I have a magnolia tree I would like to move to another location surrounded by my yard. It is about 3 or 4 foot tall and is about 8 years old-fashioned. It recently bloomed for the season. When is the proper time to transplant the tree?
Answers: Magnolia trees are very goose and don't transplant okay. I would wait till late winter only just before spring warm up and hope for the best. I be going to transplant one one time and was going to have a tree spade do it. It be about 12 to 14 feet soaring the guy with the tree spade told me he would do it and he would rent me a chain saw too because it wouldn't survive the transplant. Yours is small so it may survive. My uncle have one he transplanted and it surly did survive but the tree was stung and refused to grow for masses years. Move it if you have to but if it is doing well and you could live next to it where it is I personally don't suggest you move it.
NOT within the middle of the growing season, when it's hot, and its water needs are at their top. The shock and water loss might kill it.
Best time is contained by fall, right after it starts to go dormant. The nouns is cooler, it is not trying to support a lot of top growth, and the soil itself is still warm, so the roots enjoy time to grow before the next season of growing unknown leaves and flowers.
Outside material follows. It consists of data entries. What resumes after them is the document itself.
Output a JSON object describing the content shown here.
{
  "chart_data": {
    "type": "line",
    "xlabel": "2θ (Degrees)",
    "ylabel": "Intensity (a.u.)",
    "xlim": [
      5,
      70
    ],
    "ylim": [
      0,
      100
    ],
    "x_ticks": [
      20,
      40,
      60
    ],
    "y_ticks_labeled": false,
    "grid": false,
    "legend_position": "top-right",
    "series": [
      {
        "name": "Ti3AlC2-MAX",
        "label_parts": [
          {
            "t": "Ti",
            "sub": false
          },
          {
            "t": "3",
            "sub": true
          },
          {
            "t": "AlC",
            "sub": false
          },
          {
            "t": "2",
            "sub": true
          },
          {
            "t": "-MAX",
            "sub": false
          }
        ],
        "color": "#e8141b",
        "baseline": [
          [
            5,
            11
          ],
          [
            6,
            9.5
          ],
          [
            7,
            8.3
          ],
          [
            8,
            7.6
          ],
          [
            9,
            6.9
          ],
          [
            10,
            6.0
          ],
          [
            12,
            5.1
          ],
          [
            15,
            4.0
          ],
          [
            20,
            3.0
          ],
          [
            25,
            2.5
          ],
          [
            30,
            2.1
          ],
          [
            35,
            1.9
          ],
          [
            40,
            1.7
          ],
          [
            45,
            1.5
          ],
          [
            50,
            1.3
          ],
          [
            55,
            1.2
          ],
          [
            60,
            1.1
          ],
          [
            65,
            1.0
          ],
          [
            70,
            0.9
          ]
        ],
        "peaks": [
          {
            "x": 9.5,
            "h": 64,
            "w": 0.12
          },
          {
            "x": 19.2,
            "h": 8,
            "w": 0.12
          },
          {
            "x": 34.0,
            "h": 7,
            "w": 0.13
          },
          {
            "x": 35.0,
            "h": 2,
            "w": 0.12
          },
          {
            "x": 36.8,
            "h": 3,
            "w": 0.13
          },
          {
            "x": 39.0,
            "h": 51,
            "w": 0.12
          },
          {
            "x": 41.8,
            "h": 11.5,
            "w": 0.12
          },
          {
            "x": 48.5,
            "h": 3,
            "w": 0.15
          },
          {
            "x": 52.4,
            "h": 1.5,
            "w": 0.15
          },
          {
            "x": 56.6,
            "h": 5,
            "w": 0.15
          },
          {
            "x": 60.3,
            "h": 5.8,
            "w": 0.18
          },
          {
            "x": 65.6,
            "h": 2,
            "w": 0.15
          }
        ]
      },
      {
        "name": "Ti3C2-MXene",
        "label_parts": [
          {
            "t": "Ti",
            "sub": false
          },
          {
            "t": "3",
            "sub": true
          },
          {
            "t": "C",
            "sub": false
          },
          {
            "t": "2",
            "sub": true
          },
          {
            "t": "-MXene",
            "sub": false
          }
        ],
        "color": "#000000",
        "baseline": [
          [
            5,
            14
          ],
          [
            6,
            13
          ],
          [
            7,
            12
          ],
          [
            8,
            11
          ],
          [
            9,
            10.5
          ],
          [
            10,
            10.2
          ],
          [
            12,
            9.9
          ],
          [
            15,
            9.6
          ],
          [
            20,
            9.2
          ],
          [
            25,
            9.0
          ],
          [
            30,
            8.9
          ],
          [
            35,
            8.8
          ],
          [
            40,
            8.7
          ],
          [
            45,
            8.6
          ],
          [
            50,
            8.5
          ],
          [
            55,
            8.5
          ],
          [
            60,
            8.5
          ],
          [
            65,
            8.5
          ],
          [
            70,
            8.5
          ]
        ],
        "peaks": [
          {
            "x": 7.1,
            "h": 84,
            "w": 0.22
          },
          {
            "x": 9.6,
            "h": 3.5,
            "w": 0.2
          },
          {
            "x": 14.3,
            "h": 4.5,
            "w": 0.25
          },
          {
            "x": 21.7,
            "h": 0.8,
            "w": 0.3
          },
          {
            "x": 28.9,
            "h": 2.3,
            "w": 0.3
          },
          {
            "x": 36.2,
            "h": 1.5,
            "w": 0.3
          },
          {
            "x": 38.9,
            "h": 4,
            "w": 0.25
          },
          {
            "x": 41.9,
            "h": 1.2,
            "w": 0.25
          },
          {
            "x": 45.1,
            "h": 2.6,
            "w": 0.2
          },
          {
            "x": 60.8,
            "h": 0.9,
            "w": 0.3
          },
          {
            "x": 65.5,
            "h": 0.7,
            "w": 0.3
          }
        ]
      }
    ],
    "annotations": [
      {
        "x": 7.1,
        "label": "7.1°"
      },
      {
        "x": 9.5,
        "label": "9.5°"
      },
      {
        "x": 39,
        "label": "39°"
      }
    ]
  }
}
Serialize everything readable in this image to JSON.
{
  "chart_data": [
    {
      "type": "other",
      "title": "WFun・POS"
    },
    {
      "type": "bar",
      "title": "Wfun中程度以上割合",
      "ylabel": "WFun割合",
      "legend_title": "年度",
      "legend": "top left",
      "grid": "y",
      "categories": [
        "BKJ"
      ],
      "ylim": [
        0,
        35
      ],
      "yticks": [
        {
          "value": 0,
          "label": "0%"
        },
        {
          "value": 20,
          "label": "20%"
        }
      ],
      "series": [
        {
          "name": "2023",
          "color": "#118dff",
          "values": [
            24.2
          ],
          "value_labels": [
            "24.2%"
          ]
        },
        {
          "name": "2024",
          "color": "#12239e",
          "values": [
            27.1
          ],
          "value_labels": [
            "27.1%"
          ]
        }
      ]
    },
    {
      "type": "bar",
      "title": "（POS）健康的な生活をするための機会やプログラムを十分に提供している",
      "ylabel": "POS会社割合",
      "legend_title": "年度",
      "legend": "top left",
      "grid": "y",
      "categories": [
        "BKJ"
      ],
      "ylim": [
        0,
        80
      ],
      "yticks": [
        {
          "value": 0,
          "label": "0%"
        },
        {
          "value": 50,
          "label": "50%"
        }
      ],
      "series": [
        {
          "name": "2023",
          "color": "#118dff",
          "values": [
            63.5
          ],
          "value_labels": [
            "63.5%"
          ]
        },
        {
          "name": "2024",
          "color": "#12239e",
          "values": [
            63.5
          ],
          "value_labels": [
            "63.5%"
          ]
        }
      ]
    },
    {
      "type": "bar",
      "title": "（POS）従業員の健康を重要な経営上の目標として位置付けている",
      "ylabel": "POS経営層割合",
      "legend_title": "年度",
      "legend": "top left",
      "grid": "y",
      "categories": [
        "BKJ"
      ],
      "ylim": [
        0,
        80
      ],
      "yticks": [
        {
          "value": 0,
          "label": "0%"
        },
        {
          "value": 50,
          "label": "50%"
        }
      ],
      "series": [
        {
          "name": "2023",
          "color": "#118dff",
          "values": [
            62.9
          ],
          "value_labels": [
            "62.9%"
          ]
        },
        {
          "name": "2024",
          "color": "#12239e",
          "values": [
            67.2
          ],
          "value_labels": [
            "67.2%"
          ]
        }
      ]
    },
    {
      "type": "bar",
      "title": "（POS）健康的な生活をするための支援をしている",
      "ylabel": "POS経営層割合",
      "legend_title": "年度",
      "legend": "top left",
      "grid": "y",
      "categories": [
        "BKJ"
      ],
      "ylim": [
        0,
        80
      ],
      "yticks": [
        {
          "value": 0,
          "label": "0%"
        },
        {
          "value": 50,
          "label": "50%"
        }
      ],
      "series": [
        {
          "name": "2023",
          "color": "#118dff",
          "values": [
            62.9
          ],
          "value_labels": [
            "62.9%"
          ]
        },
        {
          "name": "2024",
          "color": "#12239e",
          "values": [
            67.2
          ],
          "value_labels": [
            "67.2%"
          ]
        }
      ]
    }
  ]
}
Second best time is spring, before the new growth appears. Not fairly as good as fall, because the ground is much colder next. But still a pretty good time to do it.
Since you've got time to plan - you can increase to probability of its survival by doing it in stages.
1) Using a straight shovel, cut down into the ground around the drip line. Water powerfully.
2) a week later, do it again deeper, angling toward the rootball as if you're going to dig it out. Water economically.
3) A week later, move the tree. Water well, and incorporate a root stimulator to the water.
Doing it in succession allows the roots to start regrowing spanking new feeder roots a bit at a time, eliminating some of the shock of having adjectives the roots cut at the same time.